HORIZONTAL CANOPY FOR PLUMS MECHANICALLY HARVESTED IN CONTINUOUS MOTION

Submitted: November 2, 2020
Published: 2016-12-31

Abstract

Mechanical harvesting of plum fruit cuts drastically costs of production. ‘Elena’ plum trees were planted, at a high density (4 × 1.0 m and 4 × 1.5 m) and trained to
a horizontal canopy. The trees, trellised on wires 1 m above the ground, created a continuous, open-texture, fruit-bearing horizontal surface, 2 × 200 m long.
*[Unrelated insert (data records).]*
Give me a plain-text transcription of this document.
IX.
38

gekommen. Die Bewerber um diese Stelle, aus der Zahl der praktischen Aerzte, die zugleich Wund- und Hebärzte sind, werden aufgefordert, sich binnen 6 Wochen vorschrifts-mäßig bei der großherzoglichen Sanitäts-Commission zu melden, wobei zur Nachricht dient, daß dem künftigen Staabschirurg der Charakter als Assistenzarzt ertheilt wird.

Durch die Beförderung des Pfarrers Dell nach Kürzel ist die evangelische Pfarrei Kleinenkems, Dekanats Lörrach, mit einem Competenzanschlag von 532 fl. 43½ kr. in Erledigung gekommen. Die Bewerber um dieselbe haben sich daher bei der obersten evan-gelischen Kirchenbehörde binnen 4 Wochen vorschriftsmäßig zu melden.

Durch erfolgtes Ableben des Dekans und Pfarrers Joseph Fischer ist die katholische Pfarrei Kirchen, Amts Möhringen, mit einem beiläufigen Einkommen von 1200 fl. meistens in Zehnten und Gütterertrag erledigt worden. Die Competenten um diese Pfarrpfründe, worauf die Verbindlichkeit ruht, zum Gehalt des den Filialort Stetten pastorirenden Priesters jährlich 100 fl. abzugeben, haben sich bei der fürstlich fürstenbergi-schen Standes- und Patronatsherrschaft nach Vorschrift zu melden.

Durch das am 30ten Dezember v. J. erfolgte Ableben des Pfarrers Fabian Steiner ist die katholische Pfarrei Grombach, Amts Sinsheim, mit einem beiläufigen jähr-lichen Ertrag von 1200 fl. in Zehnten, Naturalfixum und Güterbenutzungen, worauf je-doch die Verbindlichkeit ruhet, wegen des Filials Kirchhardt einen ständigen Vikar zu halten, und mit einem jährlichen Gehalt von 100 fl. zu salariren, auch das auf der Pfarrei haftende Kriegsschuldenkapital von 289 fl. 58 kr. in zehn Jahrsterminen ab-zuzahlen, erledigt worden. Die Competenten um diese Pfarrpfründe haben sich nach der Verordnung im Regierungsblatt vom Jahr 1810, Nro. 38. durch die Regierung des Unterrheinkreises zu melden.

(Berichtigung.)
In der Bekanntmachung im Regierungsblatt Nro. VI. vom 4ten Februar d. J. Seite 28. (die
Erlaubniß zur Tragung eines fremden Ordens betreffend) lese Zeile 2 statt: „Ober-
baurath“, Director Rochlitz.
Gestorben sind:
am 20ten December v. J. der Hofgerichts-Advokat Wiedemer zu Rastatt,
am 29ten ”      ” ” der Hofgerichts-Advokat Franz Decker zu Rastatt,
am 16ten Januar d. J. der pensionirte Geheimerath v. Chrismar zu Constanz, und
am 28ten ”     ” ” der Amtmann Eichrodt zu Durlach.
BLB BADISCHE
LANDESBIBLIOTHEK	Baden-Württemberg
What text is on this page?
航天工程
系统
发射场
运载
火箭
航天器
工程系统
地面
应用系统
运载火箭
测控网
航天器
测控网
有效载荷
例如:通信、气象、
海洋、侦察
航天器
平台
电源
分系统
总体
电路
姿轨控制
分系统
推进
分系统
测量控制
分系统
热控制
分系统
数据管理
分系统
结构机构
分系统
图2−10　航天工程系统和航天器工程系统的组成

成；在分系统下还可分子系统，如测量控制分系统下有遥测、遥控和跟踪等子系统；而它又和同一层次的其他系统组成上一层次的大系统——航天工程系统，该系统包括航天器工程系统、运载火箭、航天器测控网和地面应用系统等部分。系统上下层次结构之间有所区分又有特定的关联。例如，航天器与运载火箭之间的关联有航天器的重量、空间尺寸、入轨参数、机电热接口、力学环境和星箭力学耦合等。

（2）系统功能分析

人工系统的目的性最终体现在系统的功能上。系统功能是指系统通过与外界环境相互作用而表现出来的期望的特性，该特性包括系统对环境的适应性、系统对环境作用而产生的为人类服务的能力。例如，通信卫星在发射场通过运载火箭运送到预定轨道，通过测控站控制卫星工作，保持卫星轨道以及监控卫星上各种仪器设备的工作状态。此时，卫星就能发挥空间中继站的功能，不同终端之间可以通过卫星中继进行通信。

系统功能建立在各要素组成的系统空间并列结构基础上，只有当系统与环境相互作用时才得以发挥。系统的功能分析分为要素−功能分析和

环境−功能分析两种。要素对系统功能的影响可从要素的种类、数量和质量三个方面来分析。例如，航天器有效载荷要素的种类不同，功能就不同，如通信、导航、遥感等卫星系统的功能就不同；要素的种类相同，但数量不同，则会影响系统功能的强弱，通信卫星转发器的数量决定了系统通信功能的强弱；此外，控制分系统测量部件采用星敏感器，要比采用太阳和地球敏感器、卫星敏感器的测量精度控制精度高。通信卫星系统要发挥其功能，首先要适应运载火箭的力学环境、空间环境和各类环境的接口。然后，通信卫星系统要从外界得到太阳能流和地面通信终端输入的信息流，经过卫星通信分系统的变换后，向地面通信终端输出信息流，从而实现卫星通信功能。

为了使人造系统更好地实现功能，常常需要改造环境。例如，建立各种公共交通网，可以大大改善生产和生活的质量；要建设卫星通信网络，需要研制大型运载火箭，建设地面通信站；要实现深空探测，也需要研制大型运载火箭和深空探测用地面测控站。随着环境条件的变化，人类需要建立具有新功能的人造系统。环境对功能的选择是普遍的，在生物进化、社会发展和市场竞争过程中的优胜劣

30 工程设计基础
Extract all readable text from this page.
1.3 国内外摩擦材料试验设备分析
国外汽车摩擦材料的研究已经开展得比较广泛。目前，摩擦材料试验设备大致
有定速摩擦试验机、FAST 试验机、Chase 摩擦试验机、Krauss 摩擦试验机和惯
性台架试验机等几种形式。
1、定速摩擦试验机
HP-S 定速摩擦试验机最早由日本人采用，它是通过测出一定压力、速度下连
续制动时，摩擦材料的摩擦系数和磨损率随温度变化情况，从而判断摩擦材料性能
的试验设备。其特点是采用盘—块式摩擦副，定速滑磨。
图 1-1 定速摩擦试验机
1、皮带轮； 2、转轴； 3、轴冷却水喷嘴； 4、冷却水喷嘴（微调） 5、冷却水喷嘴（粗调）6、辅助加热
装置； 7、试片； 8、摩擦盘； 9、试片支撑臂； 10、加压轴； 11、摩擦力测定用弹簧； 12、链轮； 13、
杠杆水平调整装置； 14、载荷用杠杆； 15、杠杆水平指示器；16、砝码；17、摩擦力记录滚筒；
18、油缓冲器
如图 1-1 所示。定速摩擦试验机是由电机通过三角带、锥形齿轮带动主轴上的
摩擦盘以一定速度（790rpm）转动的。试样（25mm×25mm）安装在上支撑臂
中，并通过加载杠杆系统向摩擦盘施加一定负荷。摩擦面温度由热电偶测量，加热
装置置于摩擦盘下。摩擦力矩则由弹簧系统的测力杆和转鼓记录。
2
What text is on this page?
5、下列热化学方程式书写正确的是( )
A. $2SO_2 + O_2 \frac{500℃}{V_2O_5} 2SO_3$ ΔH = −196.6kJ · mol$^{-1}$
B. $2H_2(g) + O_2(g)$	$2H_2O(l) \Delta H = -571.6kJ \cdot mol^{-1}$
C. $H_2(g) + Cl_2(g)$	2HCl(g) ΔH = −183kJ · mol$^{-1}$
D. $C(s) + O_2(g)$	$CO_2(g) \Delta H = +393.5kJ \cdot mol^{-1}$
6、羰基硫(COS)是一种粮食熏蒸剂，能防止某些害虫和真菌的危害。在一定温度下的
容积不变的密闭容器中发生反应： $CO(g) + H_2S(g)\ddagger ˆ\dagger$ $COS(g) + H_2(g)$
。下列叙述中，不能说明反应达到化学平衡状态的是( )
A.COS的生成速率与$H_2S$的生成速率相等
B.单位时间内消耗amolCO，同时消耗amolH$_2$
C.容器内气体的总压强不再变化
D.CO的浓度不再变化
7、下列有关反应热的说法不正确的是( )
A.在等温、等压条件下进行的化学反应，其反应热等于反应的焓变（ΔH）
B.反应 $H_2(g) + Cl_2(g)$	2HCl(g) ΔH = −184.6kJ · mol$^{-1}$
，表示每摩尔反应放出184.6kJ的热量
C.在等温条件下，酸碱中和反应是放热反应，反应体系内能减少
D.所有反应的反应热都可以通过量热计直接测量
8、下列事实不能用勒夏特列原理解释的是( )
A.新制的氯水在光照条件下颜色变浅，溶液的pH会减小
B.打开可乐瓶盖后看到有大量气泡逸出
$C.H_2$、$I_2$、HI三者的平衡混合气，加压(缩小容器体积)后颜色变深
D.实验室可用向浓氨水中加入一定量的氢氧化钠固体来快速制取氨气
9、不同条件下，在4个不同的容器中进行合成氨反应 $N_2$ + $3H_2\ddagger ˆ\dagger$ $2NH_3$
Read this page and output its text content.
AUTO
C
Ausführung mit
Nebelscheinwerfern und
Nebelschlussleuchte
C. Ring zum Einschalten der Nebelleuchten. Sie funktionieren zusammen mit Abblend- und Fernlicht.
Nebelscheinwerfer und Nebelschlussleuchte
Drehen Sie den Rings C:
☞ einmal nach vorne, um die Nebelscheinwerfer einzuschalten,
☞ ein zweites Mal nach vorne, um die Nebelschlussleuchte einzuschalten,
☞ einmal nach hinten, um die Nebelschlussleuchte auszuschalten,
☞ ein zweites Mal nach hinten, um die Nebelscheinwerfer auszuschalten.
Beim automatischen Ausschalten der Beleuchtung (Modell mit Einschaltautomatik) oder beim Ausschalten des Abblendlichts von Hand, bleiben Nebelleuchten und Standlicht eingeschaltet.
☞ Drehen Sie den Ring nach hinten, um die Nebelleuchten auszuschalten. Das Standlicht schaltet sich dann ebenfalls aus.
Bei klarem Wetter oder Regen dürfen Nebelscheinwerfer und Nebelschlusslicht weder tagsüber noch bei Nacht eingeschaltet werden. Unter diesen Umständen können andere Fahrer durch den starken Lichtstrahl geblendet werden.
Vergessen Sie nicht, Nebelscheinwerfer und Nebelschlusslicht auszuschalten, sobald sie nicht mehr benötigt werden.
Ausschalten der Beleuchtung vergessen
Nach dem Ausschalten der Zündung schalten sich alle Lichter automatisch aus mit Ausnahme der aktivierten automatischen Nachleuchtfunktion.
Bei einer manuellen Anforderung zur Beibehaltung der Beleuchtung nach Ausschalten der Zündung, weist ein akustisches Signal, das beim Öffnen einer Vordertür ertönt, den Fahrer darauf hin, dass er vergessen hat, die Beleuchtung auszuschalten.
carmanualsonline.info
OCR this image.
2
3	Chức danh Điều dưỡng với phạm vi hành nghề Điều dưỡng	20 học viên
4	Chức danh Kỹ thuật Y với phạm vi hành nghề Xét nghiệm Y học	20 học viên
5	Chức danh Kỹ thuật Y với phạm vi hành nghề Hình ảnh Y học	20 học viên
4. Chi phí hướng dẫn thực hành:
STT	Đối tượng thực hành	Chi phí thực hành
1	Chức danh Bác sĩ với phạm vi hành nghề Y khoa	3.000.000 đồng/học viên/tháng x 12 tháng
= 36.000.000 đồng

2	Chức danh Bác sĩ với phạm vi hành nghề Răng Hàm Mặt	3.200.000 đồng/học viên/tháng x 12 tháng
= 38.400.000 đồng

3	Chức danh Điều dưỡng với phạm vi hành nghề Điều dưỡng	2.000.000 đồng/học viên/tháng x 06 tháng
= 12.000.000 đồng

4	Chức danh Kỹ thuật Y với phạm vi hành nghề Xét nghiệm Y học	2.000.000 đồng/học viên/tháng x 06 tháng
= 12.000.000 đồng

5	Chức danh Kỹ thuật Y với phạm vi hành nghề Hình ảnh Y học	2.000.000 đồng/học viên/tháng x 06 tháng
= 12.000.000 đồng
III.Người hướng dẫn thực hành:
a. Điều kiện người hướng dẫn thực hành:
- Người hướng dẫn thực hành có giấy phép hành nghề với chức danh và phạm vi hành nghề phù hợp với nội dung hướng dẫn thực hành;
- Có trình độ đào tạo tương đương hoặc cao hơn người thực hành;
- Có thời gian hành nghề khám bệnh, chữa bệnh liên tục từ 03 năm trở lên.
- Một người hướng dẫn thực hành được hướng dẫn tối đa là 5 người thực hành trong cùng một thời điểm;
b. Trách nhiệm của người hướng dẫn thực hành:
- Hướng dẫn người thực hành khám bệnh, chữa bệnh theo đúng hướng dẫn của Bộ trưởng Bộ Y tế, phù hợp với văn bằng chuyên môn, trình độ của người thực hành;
Plum trees planted at the distance 4 × 1.5 m and 4 × 2.0 m trained to the standard leader tree served as the control. In the fifth to seventh year from planting (2012–2014), plums from the horizontal canopy were harvested with a tractor-driven, canopy-contact harvester. Fruits from the standard leader trees, having a height of 2.8 m, were harvested with a self-propelled canopy-contact straddle harvester. The mean volume of a horizontally trained tree was 3.6 m3, compared with 7.4 m3 of a standard leader tree. The efficiency of mechanical fruit harvesting of control trees was 40 times higher than of hand picking. The efficiency of fruit harvesting of horizontal canopy trees was 25 times higher than of hand harvesting. The effectiveness of fruit collecting of standard leader trees was 86–94% against horizontal canopies 72–80%. Plums harvested with the small tractor-driven harvester were of good quality. After grading, 80% of them were suitable for the fresh market. Plums harvested with the large straddle harvester were of medium quality. After grading only 50% of them were suitable as dessert fruits.